The Japanese consumer electronics company is now predicting a 230 billion yen ($2.15 billion) net loss for the year ending March 31, versus its previous forecast for a 50 billion yen loss. It expects an operating loss of 40 billion yen instead of a 140 billion yen profit flagged in July.
The news marks the sixth downward revision under Chief Executive Kazuo Hirai, who took his post in 2012 promising to pull the firm’s troubled electronics division into the black by focusing on its mobile, gaming and imaging units.
The revision is also an embarrassment for new Chief Financial Officer Kenichiro Yoshida, who assumed his post on April 1 promising the company would be more realistic about its outlook.
Yoshida warned in July that Sony could write down losses on its mobile unit for this business year.
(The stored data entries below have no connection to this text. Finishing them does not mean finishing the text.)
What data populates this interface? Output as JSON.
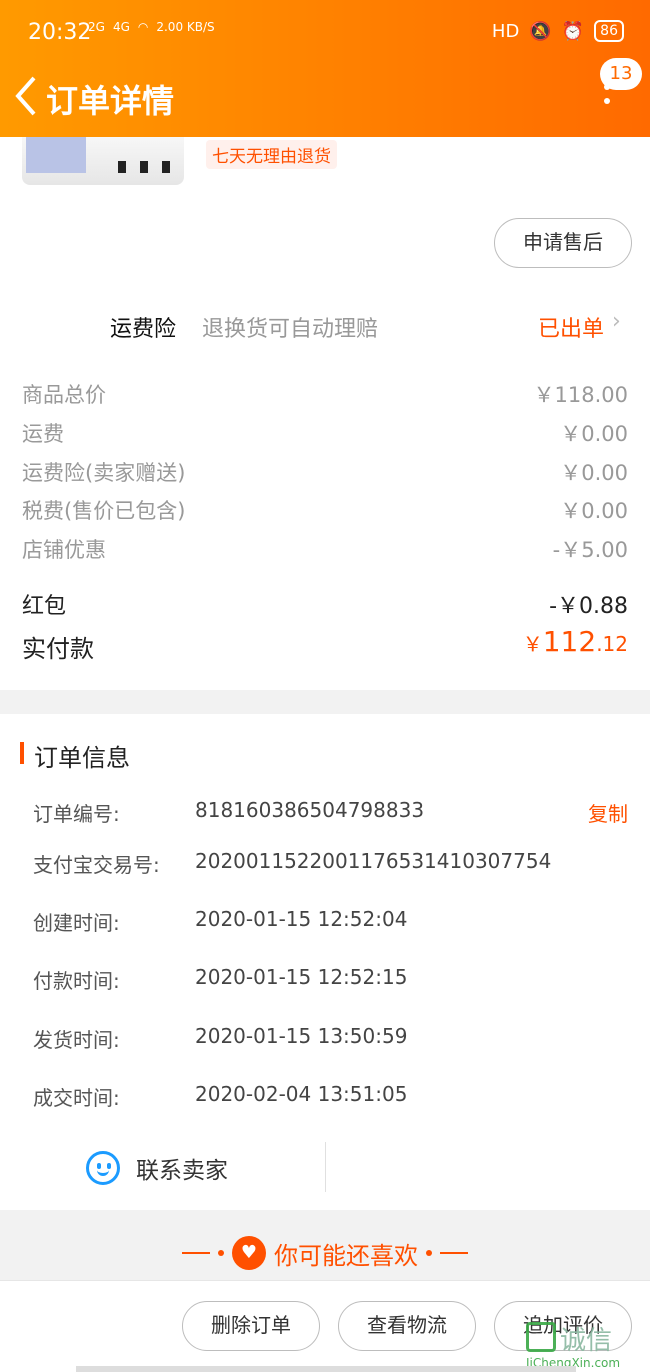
{
  "status_bar": {
    "time": "20:32",
    "net1": "2G",
    "net2": "4G",
    "speed": "2.00 KB/S",
    "hd": "HD",
    "battery": "86"
  },
  "nav": {
    "title": "订单详情",
    "badge_count": "13"
  },
  "product": {
    "tag": "七天无理由退货",
    "after_sale_button": "申请售后"
  },
  "insurance": {
    "label": "运费险",
    "desc": "退换货可自动理赔",
    "status": "已出单"
  },
  "fees": [
    {
      "label": "商品总价",
      "value": "￥118.00"
    },
    {
      "label": "运费",
      "value": "￥0.00"
    },
    {
      "label": "运费险(卖家赠送)",
      "value": "￥0.00"
    },
    {
      "label": "税费(售价已包含)",
      "value": "￥0.00"
    },
    {
      "label": "店铺优惠",
      "value": "-￥5.00"
    }
  ],
  "red_packet": {
    "label": "红包",
    "value": "-￥0.88"
  },
  "paid": {
    "label": "实付款",
    "currency": "￥",
    "integer": "112",
    "decimal": ".12"
  },
  "order_info": {
    "title": "订单信息",
    "copy_label": "复制",
    "rows": [
      {
        "label": "订单编号:",
        "value": "818160386504798833"
      },
      {
        "label": "支付宝交易号:",
        "value": "2020011522001176531410307754"
      },
      {
        "label": "创建时间:",
        "value": "2020-01-15 12:52:04"
      },
      {
        "label": "付款时间:",
        "value": "2020-01-15 12:52:15"
      },
      {
        "label": "发货时间:",
        "value": "2020-01-15 13:50:59"
      },
      {
        "label": "成交时间:",
        "value": "2020-02-04 13:51:05"
      }
    ],
    "contact_seller": "联系卖家"
  },
  "recommend": {
    "title": "你可能还喜欢"
  },
  "footer": {
    "delete_order": "删除订单",
    "view_logistics": "查看物流",
    "add_review": "追加评价"
  },
  "watermark": {
    "text": "诚信",
    "sub": "JiChengXin.com"
  },
  "colors": {
    "accent": "#ff5000",
    "header_start": "#ff9a00",
    "header_end": "#ff6a00"
  }
}
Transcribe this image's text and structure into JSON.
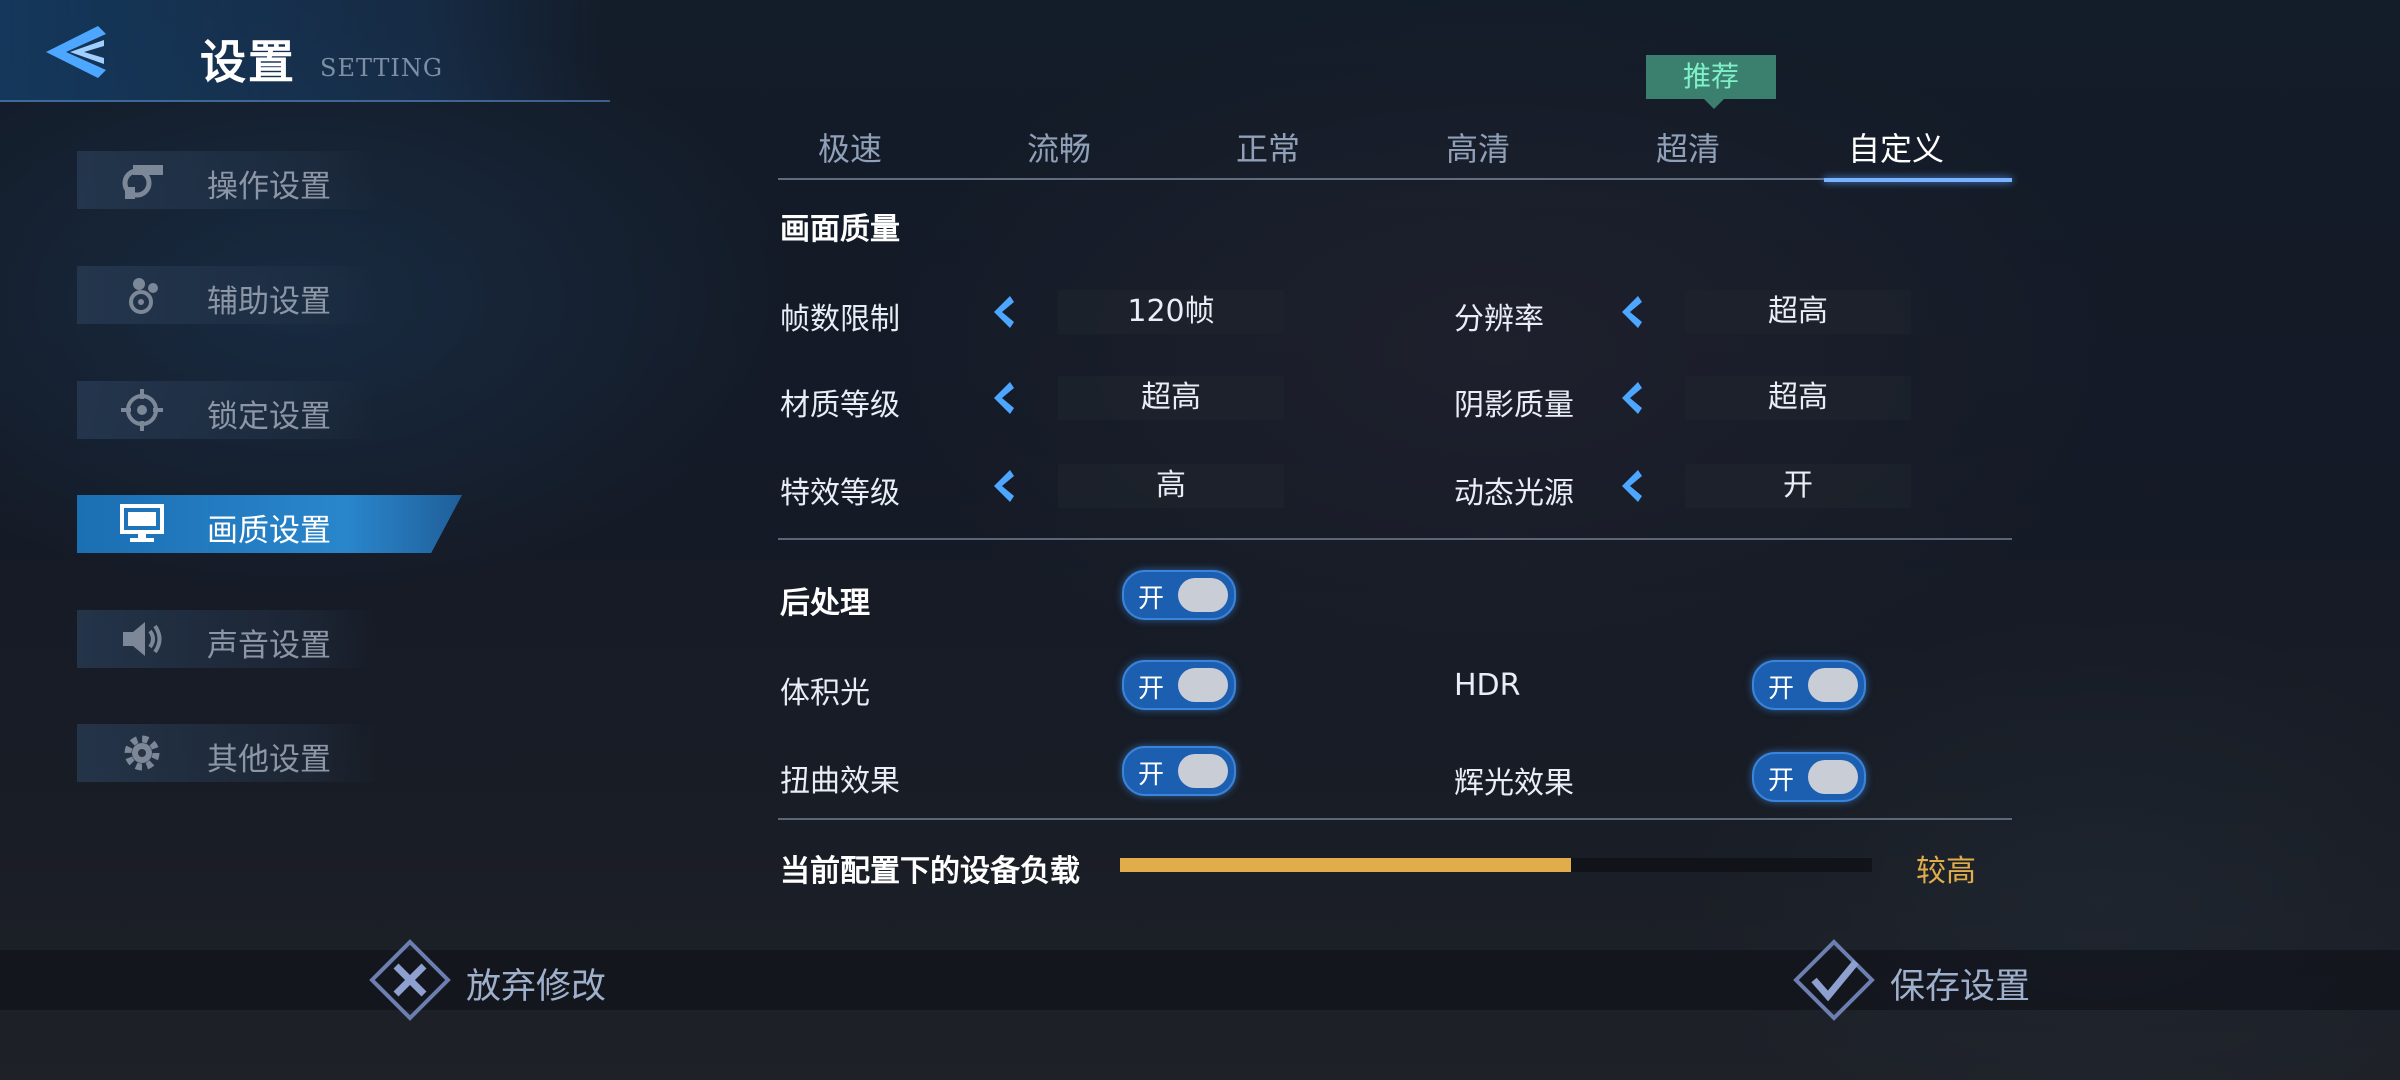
{
  "header": {
    "title": "设置",
    "subtitle": "SETTING",
    "back_icon": "back-arrow-icon"
  },
  "sidebar": {
    "items": [
      {
        "label": "操作设置",
        "icon": "gun-gear-icon",
        "active": false
      },
      {
        "label": "辅助设置",
        "icon": "dots-cluster-icon",
        "active": false
      },
      {
        "label": "锁定设置",
        "icon": "crosshair-icon",
        "active": false
      },
      {
        "label": "画质设置",
        "icon": "monitor-icon",
        "active": true
      },
      {
        "label": "声音设置",
        "icon": "speaker-icon",
        "active": false
      },
      {
        "label": "其他设置",
        "icon": "gear-icon",
        "active": false
      }
    ]
  },
  "quality_tabs": {
    "badge": "推荐",
    "badge_color": "#3b7f6e",
    "items": [
      "极速",
      "流畅",
      "正常",
      "高清",
      "超清",
      "自定义"
    ],
    "active_index": 5
  },
  "picture_quality": {
    "section_title": "画面质量",
    "settings": [
      {
        "label": "帧数限制",
        "value": "120帧"
      },
      {
        "label": "分辨率",
        "value": "超高"
      },
      {
        "label": "材质等级",
        "value": "超高"
      },
      {
        "label": "阴影质量",
        "value": "超高"
      },
      {
        "label": "特效等级",
        "value": "高"
      },
      {
        "label": "动态光源",
        "value": "开"
      }
    ]
  },
  "post_processing": {
    "section_title": "后处理",
    "section_toggle": "开",
    "toggles": [
      {
        "label": "体积光",
        "state": "开"
      },
      {
        "label": "HDR",
        "state": "开"
      },
      {
        "label": "扭曲效果",
        "state": "开"
      },
      {
        "label": "辉光效果",
        "state": "开"
      }
    ]
  },
  "device_load": {
    "label": "当前配置下的设备负载",
    "level_text": "较高",
    "fraction": 0.6,
    "color": "#e0ad4a"
  },
  "footer": {
    "discard_label": "放弃修改",
    "save_label": "保存设置"
  }
}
At the time Sony cut its profit outlook for its smartphone business to zero, but stuck to its full-year forecast.
In July Sony also cut its full-year sales forecast for its smartphones to 43 million from 50 million, which would mark a 10 percent increase on the year.
Sales of Sony’s high-end Xperia mobile devices have suffered due to a lack of relationships with carriers in the crucial U.S. market, where its smartphones are so far only available on No. 4 carrier T-Mobile US, as well as in China, where local makers are dominant.